After earning her bachelor’s degree from PCC in 1983, Dr. Pate began practicing in an Intensive Care Unit (ICU). Five years later, she was asked to consider joining PCC’s nursing faculty. She accepted the position with continued opportunities to work summers in the ICU. “In many ways, God changed my desires from working as an ICU nurse to a teacher,” she said. “To me, that is a miracle. I had never thought I’d be a teacher.”
Throughout her time teaching, Dr. Pate worked hard to improve her nursing practice and instruction. “Getting my M.S.N. in Nursing Education was so helpful to me as a new teacher,” Dr. Pate recalled. “My Nurse Practitioner degree was so beneficial in helping me teach students in the clinical as well as the classroom setting. My doctorate helped me with leadership and research skills.”
Since joining nursing faculty in 1988, Dr. Joyce Pate has taught several nursing classes on graduate and undergraduate levels, although most of her students would remember her as Miss Hatfield.
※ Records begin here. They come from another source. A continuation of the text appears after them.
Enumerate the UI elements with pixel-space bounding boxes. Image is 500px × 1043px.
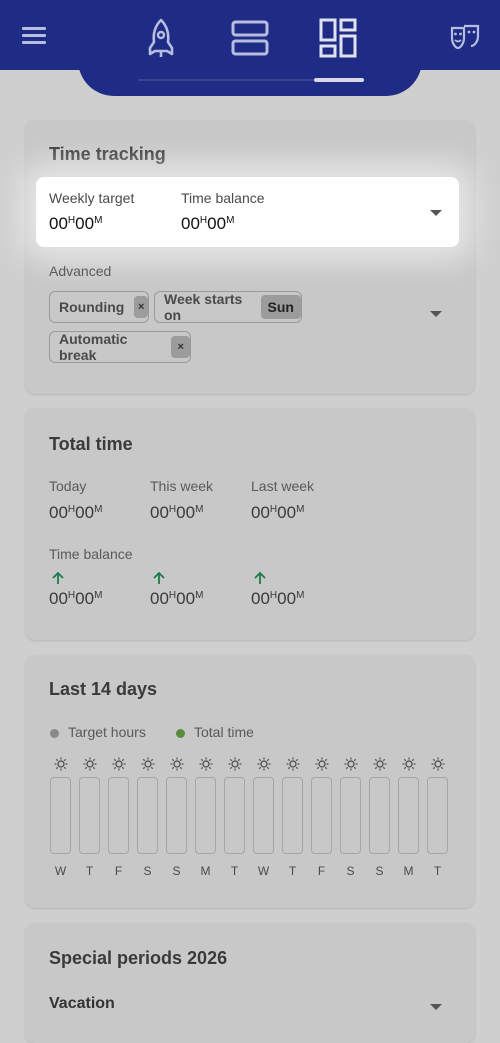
selected-tab-indicator — [314, 78, 364, 82]
hamburger-menu-icon[interactable] — [22, 27, 46, 45]
sun-icon — [199, 757, 213, 771]
rounding-chip[interactable]: Rounding × — [49, 291, 149, 323]
today-label: Today — [49, 478, 87, 494]
sun-icon — [431, 757, 445, 771]
theater-masks-icon[interactable] — [450, 24, 480, 52]
today-balance-value: 00H00M — [49, 589, 103, 608]
sun-icon — [373, 757, 387, 771]
day-bar[interactable] — [253, 777, 274, 854]
time-balance-value: 00H00M — [181, 214, 235, 233]
day-bar[interactable] — [398, 777, 419, 854]
today-value: 00H00M — [49, 503, 103, 522]
day-label: S — [375, 864, 384, 878]
day-label: M — [403, 864, 414, 878]
day-label: F — [317, 864, 326, 878]
day-bar[interactable] — [166, 777, 187, 854]
sun-icon — [228, 757, 242, 771]
last-week-balance-value: 00H00M — [251, 589, 305, 608]
sun-icon — [257, 757, 271, 771]
day-label: W — [257, 864, 270, 878]
day-label: S — [346, 864, 355, 878]
weekly-target-value: 00H00M — [49, 214, 103, 233]
special-periods-title: Special periods 2026 — [49, 948, 228, 968]
total-time-title: Total time — [49, 434, 133, 454]
total-time-legend-dot — [176, 729, 185, 738]
sun-icon — [54, 757, 68, 771]
week-starts-on-label: Week starts on — [164, 291, 243, 323]
close-icon[interactable]: × — [134, 296, 148, 318]
day-label: T — [288, 864, 297, 878]
arrow-up-icon — [254, 571, 266, 584]
last-14-days-title: Last 14 days — [49, 679, 158, 699]
time-tracking-summary-dropdown[interactable]: Weekly target 00H00M Time balance 00H00M — [36, 177, 459, 247]
time-tracking-title: Time tracking — [49, 144, 166, 164]
close-icon[interactable]: × — [171, 336, 190, 358]
day-bar[interactable] — [369, 777, 390, 854]
automatic-break-label: Automatic break — [59, 331, 128, 363]
day-label: T — [433, 864, 442, 878]
day-bar[interactable] — [137, 777, 158, 854]
this-week-value: 00H00M — [150, 503, 204, 522]
last-week-value: 00H00M — [251, 503, 305, 522]
automatic-break-chip[interactable]: Automatic break × — [49, 331, 191, 363]
week-starts-on-chip[interactable]: Week starts on Sun — [154, 291, 302, 323]
day-label: T — [85, 864, 94, 878]
arrow-up-icon — [52, 571, 64, 584]
sun-icon — [83, 757, 97, 771]
sun-icon — [402, 757, 416, 771]
dashboard-grid-icon[interactable] — [316, 16, 360, 60]
top-app-bar-tab-area — [78, 60, 422, 96]
day-bar[interactable] — [427, 777, 448, 854]
day-bar[interactable] — [79, 777, 100, 854]
chevron-down-icon[interactable] — [430, 311, 442, 317]
day-label: M — [200, 864, 211, 878]
list-view-icon[interactable] — [228, 16, 272, 60]
day-label: W — [54, 864, 67, 878]
special-periods-card: Special periods 2026 Vacation — [25, 923, 475, 1043]
advanced-label: Advanced — [49, 263, 112, 279]
last-week-label: Last week — [251, 478, 315, 494]
total-time-legend-label: Total time — [194, 724, 254, 740]
target-hours-legend-label: Target hours — [68, 724, 146, 740]
sun-icon — [344, 757, 358, 771]
this-week-balance-value: 00H00M — [150, 589, 204, 608]
day-bar[interactable] — [50, 777, 71, 854]
weekly-target-label: Weekly target — [49, 190, 135, 206]
time-balance-label: Time balance — [181, 190, 265, 206]
day-label: S — [172, 864, 181, 878]
sun-icon — [141, 757, 155, 771]
day-bar[interactable] — [340, 777, 361, 854]
day-bar[interactable] — [311, 777, 332, 854]
vacation-label: Vacation — [49, 995, 115, 1012]
sun-icon — [286, 757, 300, 771]
target-hours-legend-dot — [50, 729, 59, 738]
chevron-down-icon[interactable] — [430, 210, 442, 216]
rocket-icon[interactable] — [139, 16, 183, 60]
day-bar[interactable] — [224, 777, 245, 854]
chevron-down-icon[interactable] — [430, 1004, 442, 1010]
day-label: T — [230, 864, 239, 878]
sun-icon — [315, 757, 329, 771]
day-bar[interactable] — [108, 777, 129, 854]
day-label: F — [114, 864, 123, 878]
sun-icon — [112, 757, 126, 771]
total-time-balance-label: Time balance — [49, 546, 133, 562]
day-bar[interactable] — [195, 777, 216, 854]
this-week-label: This week — [150, 478, 214, 494]
day-bar[interactable] — [282, 777, 303, 854]
arrow-up-icon — [153, 571, 165, 584]
sun-icon — [170, 757, 184, 771]
day-label: S — [143, 864, 152, 878]
rounding-chip-label: Rounding — [59, 299, 125, 315]
week-starts-value[interactable]: Sun — [260, 295, 301, 319]
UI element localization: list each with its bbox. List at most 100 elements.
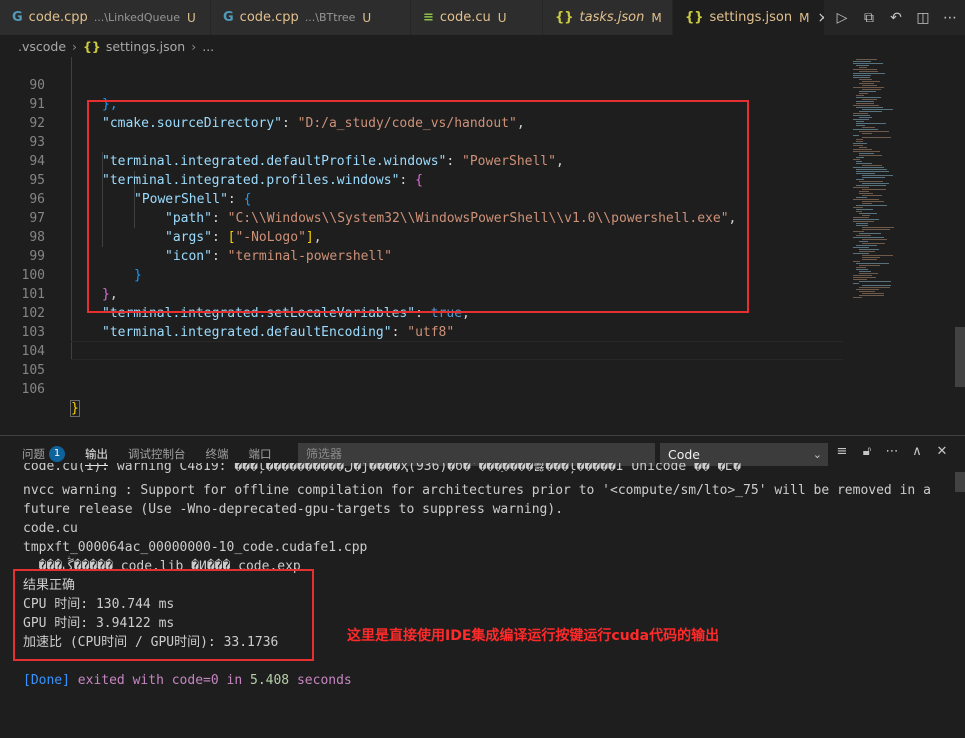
minimap-line <box>862 81 880 82</box>
minimap-line <box>853 247 869 248</box>
minimap-line <box>853 113 868 114</box>
minimap-line <box>862 99 877 100</box>
close-icon[interactable]: ✕ <box>934 444 950 459</box>
minimap-line <box>862 215 870 216</box>
code-line: 105 <box>0 342 845 378</box>
editor-actions: ▷ ⧉ ↶ ◫ ⋯ <box>825 0 965 35</box>
minimap-line <box>862 201 884 202</box>
minimap-line <box>853 69 877 70</box>
clear-output-icon[interactable]: ≡ <box>834 444 850 459</box>
minimap-line <box>862 133 872 134</box>
minimap-line <box>862 227 894 228</box>
minimap[interactable] <box>845 57 953 317</box>
tab-code-cu[interactable]: ≡ code.cu U <box>411 0 543 35</box>
code-line: 106 } <box>0 361 845 417</box>
more-actions-icon[interactable]: ⋯ <box>941 10 959 26</box>
minimap-line <box>856 209 873 210</box>
minimap-line <box>853 187 869 188</box>
minimap-line <box>853 221 874 222</box>
minimap-line <box>856 171 889 172</box>
split-editor-icon[interactable]: ◫ <box>914 10 932 26</box>
output-line: tmpxft_000064ac_00000000-10_code.cudafe1… <box>23 540 368 555</box>
minimap-line <box>853 167 884 168</box>
annotation-text: 这里是直接使用IDE集成编译运行按键运行cuda代码的输出 <box>347 628 720 644</box>
tab-label: 端口 <box>248 447 272 461</box>
minimap-line <box>859 265 880 266</box>
lock-icon[interactable]: 🔓︎ <box>859 444 875 459</box>
scrollbar-thumb[interactable] <box>955 327 965 387</box>
minimap-line <box>862 293 884 294</box>
open-preview-icon[interactable]: ⧉ <box>860 10 878 26</box>
tab-code-cpp-linkedqueue[interactable]: G code.cpp ...\LinkedQueue U <box>0 0 211 35</box>
output-line: code.cu <box>23 521 78 536</box>
minimap-line <box>856 157 864 158</box>
minimap-line <box>862 109 893 110</box>
output-line: nvcc warning : Support for offline compi… <box>23 483 931 498</box>
minimap-line <box>859 67 867 68</box>
tab-settings-json[interactable]: {} settings.json M × <box>673 0 825 35</box>
minimap-line <box>859 193 873 194</box>
minimap-line <box>856 161 862 162</box>
minimap-line <box>856 139 863 140</box>
go-back-icon[interactable]: ↶ <box>887 10 905 26</box>
minimap-line <box>856 267 866 268</box>
minimap-line <box>859 273 878 274</box>
minimap-line <box>856 173 875 174</box>
channel-value: Code <box>668 447 701 462</box>
minimap-line <box>856 235 871 236</box>
minimap-line <box>853 105 879 106</box>
minimap-line <box>853 75 871 76</box>
minimap-line <box>853 61 871 62</box>
minimap-line <box>859 71 878 72</box>
minimap-line <box>862 203 872 204</box>
minimap-line <box>862 229 890 230</box>
minimap-line <box>862 165 882 166</box>
minimap-line <box>859 83 874 84</box>
more-actions-icon[interactable]: ⋯ <box>884 444 900 459</box>
breadcrumb-symbol[interactable]: ... <box>202 39 214 54</box>
minimap-line <box>856 65 869 66</box>
run-icon[interactable]: ▷ <box>833 10 851 26</box>
done-tag: [Done] <box>23 673 70 688</box>
breadcrumb-folder[interactable]: .vscode <box>18 39 66 54</box>
panel-scrollbar-thumb[interactable] <box>955 472 965 492</box>
json-file-icon: {} <box>83 38 101 54</box>
tab-tasks-json[interactable]: {} tasks.json M <box>543 0 673 35</box>
tab-code-cpp-bttree[interactable]: G code.cpp ...\BTtree U <box>211 0 411 35</box>
minimap-line <box>853 231 864 232</box>
minimap-line <box>862 137 891 138</box>
editor-tab-bar: G code.cpp ...\LinkedQueue U G code.cpp … <box>0 0 965 35</box>
minimap-line <box>862 195 882 196</box>
json-file-icon: {} <box>555 10 574 25</box>
close-tab-icon[interactable]: × <box>817 10 824 26</box>
minimap-line <box>853 77 870 78</box>
tab-label: code.cpp <box>239 10 299 25</box>
output-line: future release (Use -Wno-deprecated-gpu-… <box>23 502 564 517</box>
minimap-line <box>856 263 889 264</box>
minimap-line <box>859 153 874 154</box>
minimap-line <box>853 135 859 136</box>
minimap-line <box>853 297 862 298</box>
output-line: code.cu(1): warning C4819: ���ļ���������… <box>23 463 741 474</box>
problem-count-badge: 1 <box>49 446 65 462</box>
tab-git-status: U <box>497 10 507 25</box>
minimap-line <box>856 169 887 170</box>
minimap-line <box>859 291 875 292</box>
minimap-line <box>853 275 872 276</box>
tab-label: settings.json <box>709 10 793 25</box>
minimap-line <box>862 255 893 256</box>
minimap-line <box>862 85 877 86</box>
minimap-line <box>862 177 885 178</box>
minimap-line <box>862 183 889 184</box>
minimap-line <box>856 107 883 108</box>
minimap-line <box>853 283 859 284</box>
minimap-line <box>856 141 863 142</box>
minimap-line <box>862 285 891 286</box>
code-editor[interactable]: 90 }, 91 "cmake.sourceDirectory": "D:/a_… <box>0 57 965 435</box>
cpp-file-icon: G <box>223 10 234 25</box>
tab-git-status: M <box>799 10 810 25</box>
chevron-up-icon[interactable]: ∧ <box>909 444 925 459</box>
tab-description: ...\LinkedQueue <box>93 11 181 24</box>
tab-git-status: U <box>187 10 196 25</box>
breadcrumb-file[interactable]: settings.json <box>106 39 185 54</box>
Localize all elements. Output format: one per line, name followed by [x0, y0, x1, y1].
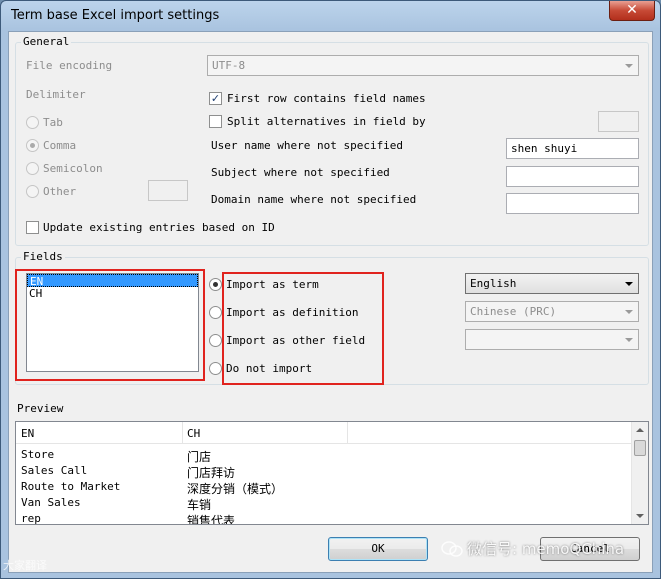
first-row-label: First row contains field names [227, 92, 426, 105]
other-delimiter-input[interactable] [148, 180, 188, 201]
term-language-value: English [470, 277, 517, 290]
import-options-highlight [222, 272, 384, 385]
subject-input[interactable] [506, 166, 639, 187]
delimiter-tab-radio[interactable] [26, 116, 39, 129]
watermark-text: 微信号: memoQChina [467, 540, 625, 558]
do-not-import-radio[interactable] [209, 362, 222, 375]
watermark-left-text: 大家翻译 [3, 559, 47, 572]
split-alternatives-label: Split alternatives in field by [227, 115, 426, 128]
domain-label: Domain name where not specified [211, 193, 417, 206]
update-existing-label: Update existing entries based on ID [43, 221, 275, 234]
dialog-client: General File encoding UTF-8 Delimiter Ta… [8, 31, 653, 573]
definition-language-select[interactable]: Chinese (PRC) [465, 301, 639, 322]
subject-label: Subject where not specified [211, 166, 390, 179]
delimiter-semicolon-radio[interactable] [26, 162, 39, 175]
update-existing-checkbox[interactable] [26, 221, 39, 234]
import-other-field-radio[interactable] [209, 334, 222, 347]
delimiter-comma-label: Comma [43, 139, 77, 152]
file-encoding-label: File encoding [26, 59, 113, 72]
title-bar[interactable]: Term base Excel import settings ✕ [1, 1, 660, 31]
scroll-down-icon[interactable] [636, 514, 644, 518]
split-alternatives-checkbox[interactable] [209, 115, 222, 128]
ok-button[interactable]: OK [328, 537, 428, 561]
table-row: Route to Market 深度分销（模式） [21, 480, 284, 496]
domain-input[interactable] [506, 193, 639, 214]
chevron-down-icon [625, 64, 633, 68]
preview-col-en[interactable]: EN [21, 427, 34, 440]
file-encoding-value: UTF-8 [212, 59, 246, 72]
fields-legend: Fields [21, 250, 65, 263]
dialog-window: Term base Excel import settings ✕ Genera… [0, 0, 661, 579]
scroll-thumb[interactable] [634, 440, 646, 456]
delimiter-tab-label: Tab [43, 116, 63, 129]
file-encoding-select[interactable]: UTF-8 [207, 55, 639, 76]
other-field-select[interactable] [465, 329, 639, 350]
delimiter-other-radio[interactable] [26, 185, 39, 198]
general-legend: General [21, 35, 72, 48]
split-separator-input[interactable] [598, 111, 639, 132]
term-language-select[interactable]: English [465, 273, 639, 294]
preview-col-ch[interactable]: CH [187, 427, 200, 440]
import-term-radio[interactable] [209, 278, 222, 291]
delimiter-label: Delimiter [26, 88, 86, 101]
definition-language-value: Chinese (PRC) [470, 305, 557, 318]
preview-header: EN CH [16, 422, 634, 444]
wechat-icon [441, 541, 463, 557]
close-icon: ✕ [626, 2, 638, 18]
first-row-checkbox[interactable]: ✓ [209, 92, 222, 105]
chevron-down-icon [625, 310, 633, 314]
table-row: Sales Call 门店拜访 [21, 464, 236, 480]
user-name-label: User name where not specified [211, 139, 404, 152]
table-row: rep 销售代表 [21, 512, 236, 525]
preview-label: Preview [17, 402, 64, 415]
delimiter-comma-radio[interactable] [26, 139, 39, 152]
chevron-down-icon [625, 282, 633, 286]
user-name-input[interactable]: shen shuyi [506, 138, 639, 159]
preview-table[interactable]: EN CH Store 门店 Sales Call 门店拜访 Route to … [15, 421, 649, 525]
window-title: Term base Excel import settings [11, 8, 220, 23]
close-button[interactable]: ✕ [609, 1, 655, 21]
preview-scrollbar[interactable] [631, 422, 648, 524]
chevron-down-icon [625, 338, 633, 342]
delimiter-other-label: Other [43, 185, 77, 198]
delimiter-semicolon-label: Semicolon [43, 162, 103, 175]
fields-list-highlight [15, 269, 205, 381]
table-row: Store 门店 [21, 448, 212, 464]
import-definition-radio[interactable] [209, 306, 222, 319]
table-row: Van Sales 车销 [21, 496, 212, 512]
scroll-up-icon[interactable] [636, 428, 644, 432]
She taught Medical-Surgical Nursing (NU 307) for 26 years. She currently teaches Pathophysiology (NU 226), Physical Assessment (NU 215), Nutrition (NU 218), Testing and Evaluation (NU 547), and Professional Development and Leadership (NU 650), and Nursing Education Practicum (NU 652).
In 2014, Dr. Pate married her husband Randy, a locksmith at PCC, and they moved to Mississippi for a brief two years. “We moved back to Pensacola as I was missing my job here,” she said. “Working at PCC is a joy; I have wonderful supervisors who are so supportive of me. Our nursing program is exemplary, and we prepare our nurses to be ready to work in the real world.”
Over the years, Dr. Pate’s former students have served on the mission field and in hospitals around the world as nurse practitioners, nurse anesthetists, educators, managers, travel nurses, and case managers. “I love teaching and I love my students—they keep me here! I try to help them look at the big picture and encourage them to do their best work; the struggles they have in nursing school are really worth it in the end,” she said. “Teaching is a busy job and never-ending as far as learning goes.”
Dr. Joyce Pate looks forward to instructing each new class of students knowing that each one will one day provide for the physical and spiritual needs of others. “Watching my students go out and serve the Lord in the U.S. and all over the world makes me feel like I have a part in reaching souls for Christ through nursing,” she said. “My students are a mission field as well, and I can influence them to be the best Christian nurses possible.”